Watch video of Gov. Gregoire's visit below.
WALLA WALLA - Dreams and disasters were all part of Gov. Chris Gregoire's visit to the Walla Walla area Thursday.
At the start of a two-day swing through Eastern Washington, Gregoire toured areas of the Walla Walla River, where she discussed current and future water projects, including a proposed effort to restore historic flows in the river.
The multimillion dollar project would pump water from the Columbia River to local irrigation districts in exchange for irrigators leaving water in the river to protect endangered fish species.
"There's nothing we can't accomplish if we work together," Gregoire said during her first stop over the state line at Harris Park, where the Walla Walla River flows past on its way into Washington.
The disaster part came later in the day when the governor announced she has asked U.S. Secretary of Agriculture Tom Vilsack to designate 29 counties in Washington, including Walla Walla and Columbia counties, as farm disaster areas due to weather-related losses.
The damage was the result of extreme weather conditions throughout the spring, including severe cold, high winds and excessive rains.
"Conditions this year have been difficult for our growers across Washington, from Clark County to Okanogan," Gregoire said. "Cold temperatures have harmed our tree fruit crops, while excessive rain made it difficult for bees to pollinate strawberries and other berry crops. A declaration will help our businesses absorb a difficult year and look forward."
Looking ahead was the dominate theme of the morning visit to the area as Gregoire reviewed past successes, today's problems and tomorrow's hopes with tribal representatives, local officials and private citizens.
Gregoire said her administration has already provided $40 million to the Columbia River exchange project and is working with Oregon and Congress to obtain more funds. Because of the success achieved by people working together in the Walla Walla River basin, this kind of collaboration has become a model for other areas, she said.
The governor lauded the cooperation between private citizens, the tribes and government agencies that has avoided costly court battles and produced workable solutions to provide water for fish and farming. "The choice that was made was to collaborate" and not confront, Gregoire said.

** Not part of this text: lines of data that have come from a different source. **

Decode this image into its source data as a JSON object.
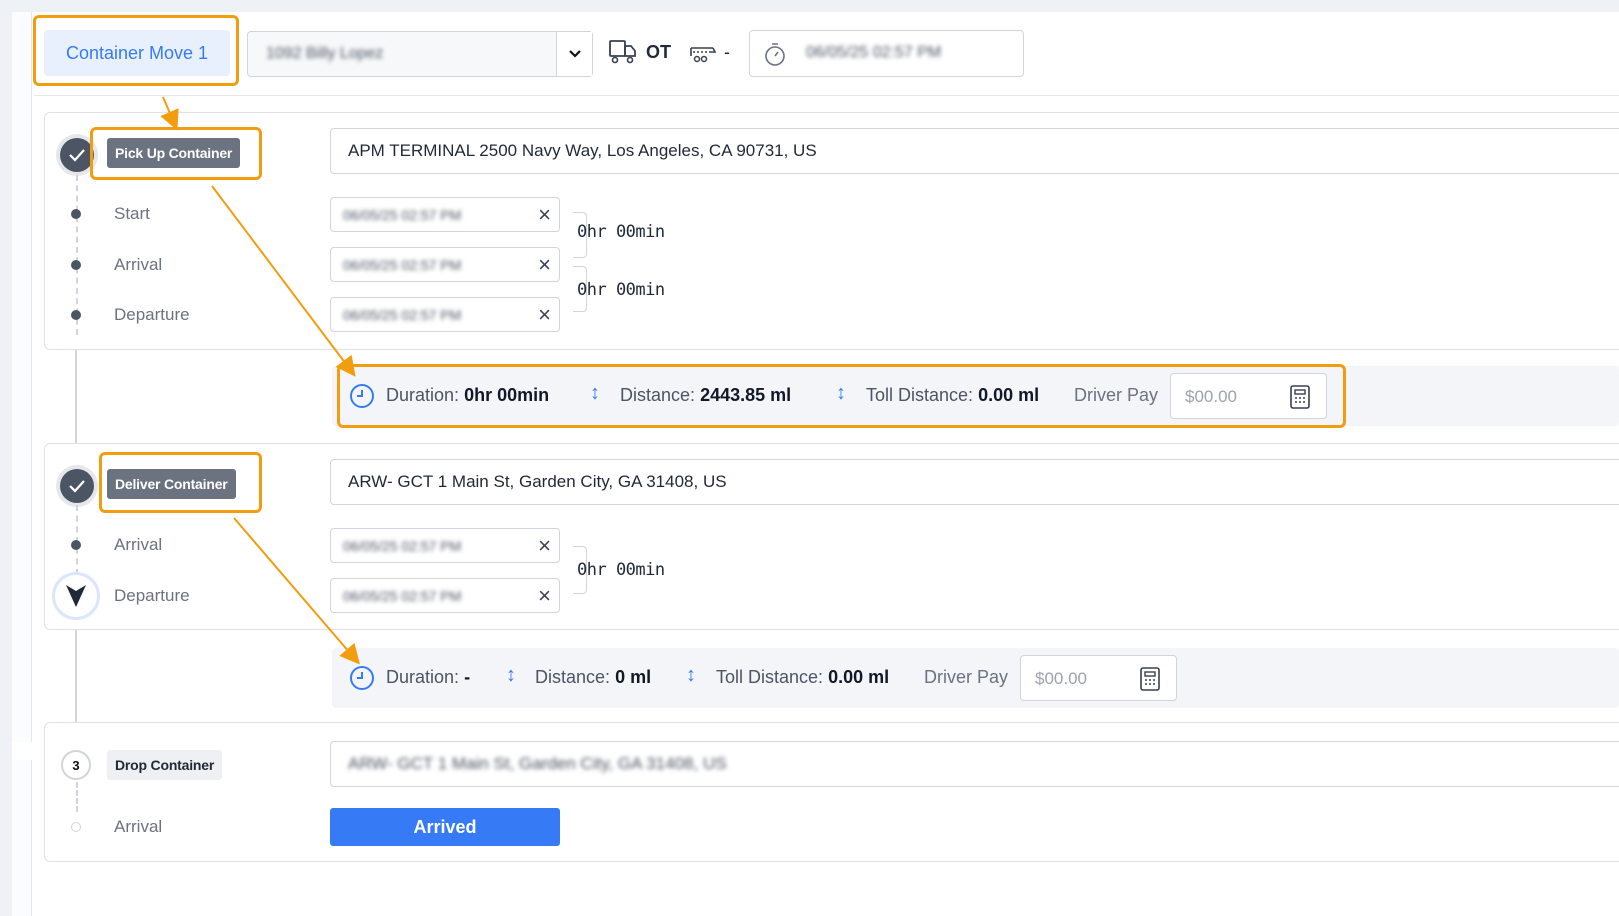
{
  "header": {
    "move_tab_label": "Container Move 1",
    "driver_value": "1092 Billy Lopez",
    "ot_label": "OT",
    "chassis_value": "-",
    "time_value": "06/05/25 02:57 PM"
  },
  "stops": [
    {
      "badge": "Pick Up Container",
      "address": "APM TERMINAL 2500 Navy Way, Los Angeles, CA 90731, US",
      "events": [
        {
          "label": "Start",
          "value": "06/05/25 02:57 PM"
        },
        {
          "label": "Arrival",
          "value": "06/05/25 02:57 PM"
        },
        {
          "label": "Departure",
          "value": "06/05/25 02:57 PM"
        }
      ],
      "durations": [
        "0hr 00min",
        "0hr 00min"
      ],
      "summary": {
        "duration_label": "Duration:",
        "duration_value": "0hr 00min",
        "distance_label": "Distance:",
        "distance_value": "2443.85 ml",
        "toll_label": "Toll Distance:",
        "toll_value": "0.00 ml",
        "pay_label": "Driver Pay",
        "pay_placeholder": "$00.00"
      }
    },
    {
      "badge": "Deliver Container",
      "address": "ARW- GCT 1 Main St, Garden City, GA 31408, US",
      "events": [
        {
          "label": "Arrival",
          "value": "06/05/25 02:57 PM"
        },
        {
          "label": "Departure",
          "value": "06/05/25 02:57 PM"
        }
      ],
      "durations": [
        "0hr 00min"
      ],
      "summary": {
        "duration_label": "Duration:",
        "duration_value": "-",
        "distance_label": "Distance:",
        "distance_value": "0 ml",
        "toll_label": "Toll Distance:",
        "toll_value": "0.00 ml",
        "pay_label": "Driver Pay",
        "pay_placeholder": "$00.00"
      }
    },
    {
      "number": "3",
      "badge": "Drop Container",
      "address": "ARW- GCT 1 Main St, Garden City, GA 31408, US",
      "events": [
        {
          "label": "Arrival"
        }
      ],
      "button_label": "Arrived"
    }
  ],
  "icons": {
    "truck": "truck-icon",
    "chassis": "chassis-icon",
    "stopwatch": "stopwatch-icon",
    "clock": "clock-icon",
    "calculator": "calculator-icon",
    "check": "check-icon",
    "navigation": "navigation-arrow-icon"
  },
  "colors": {
    "accent": "#367bf5",
    "highlight": "#f29d0f",
    "badge": "#6b7280"
  }
}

At Harris Park, the governor talked with Kat Brigham, secretary of the board of the Confederated Tribes of the Umatilla Indian Reservation, and with tribal members Chris Williams and Mitch Pond about the restoration of salmon to the river years after the fish disappeared.

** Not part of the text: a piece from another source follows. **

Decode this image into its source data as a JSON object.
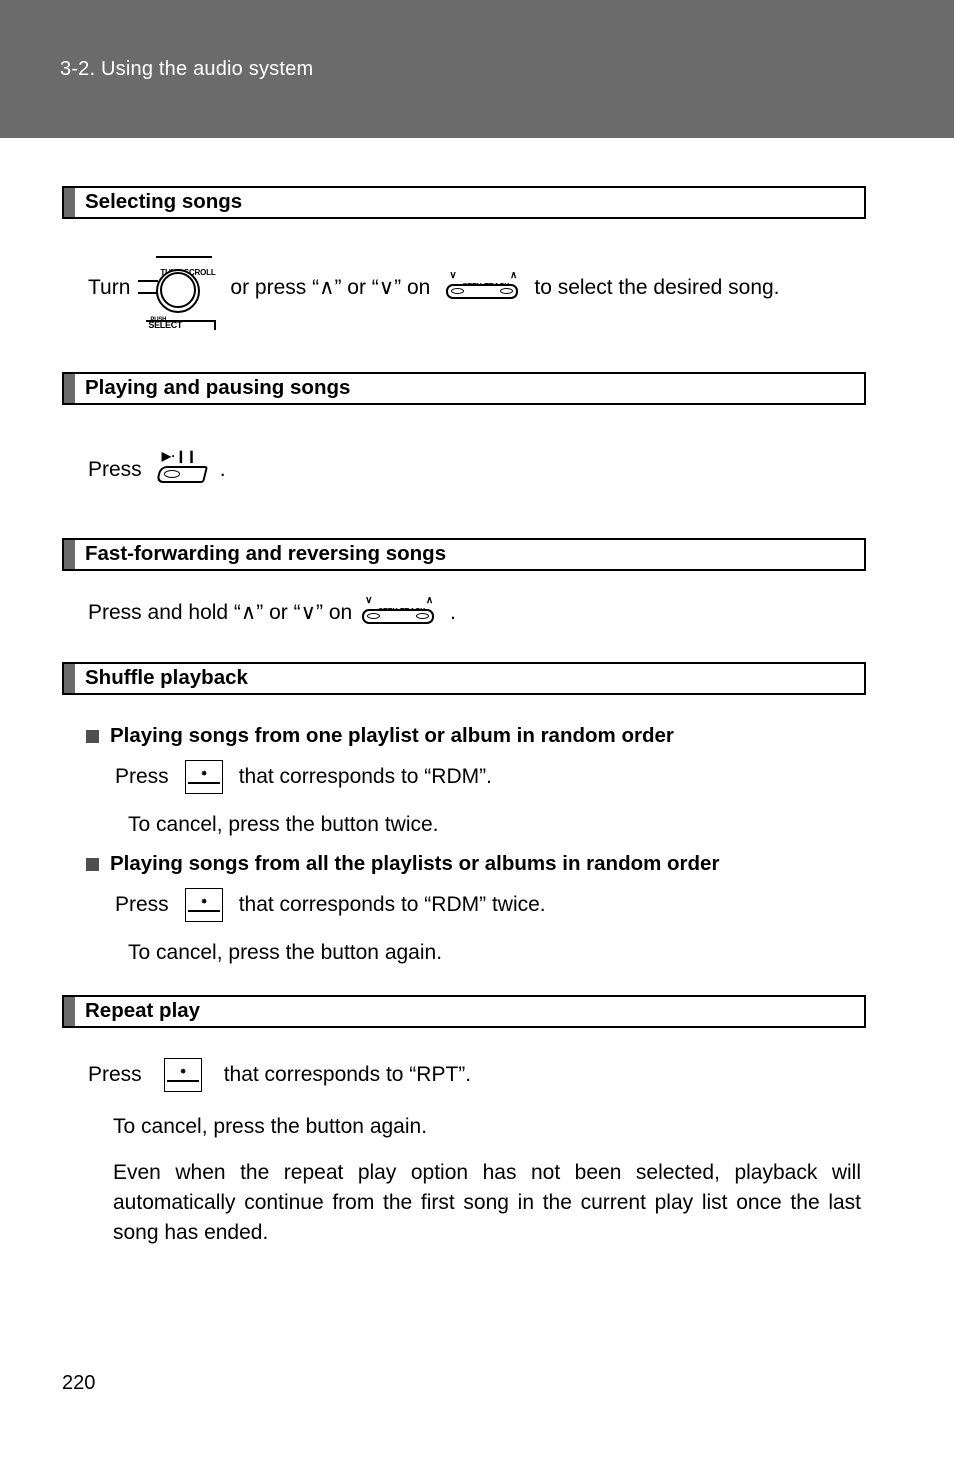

"It's a dream come true to fish (for salmon) in the Walla Walla River," Williams said after he and Pond had demonstrated traditional fishing techniques for Gregoire in the fast-flowing stream.
The next stop on the tour was the diversion for Gardena Farms Irrigation District 13 near College Place. At that stop, Gregoire talked with irrigators, and members of the U.S. Army Corps of Engineers and the Walla Walla County Conservation District about work to increase the efficiency of irrigation systems serving farms in the region.
The hopes for the Columbia River water exchange again surfaced as officials talked about how the project would stabilize water supplies for growers, settle tribal water rights claims and restore salmon runs.
"When you layer all these things together, it's huge," said Greg Graham, chief of planning for the U.S. Army Corps of Engineers Walla Walla District office.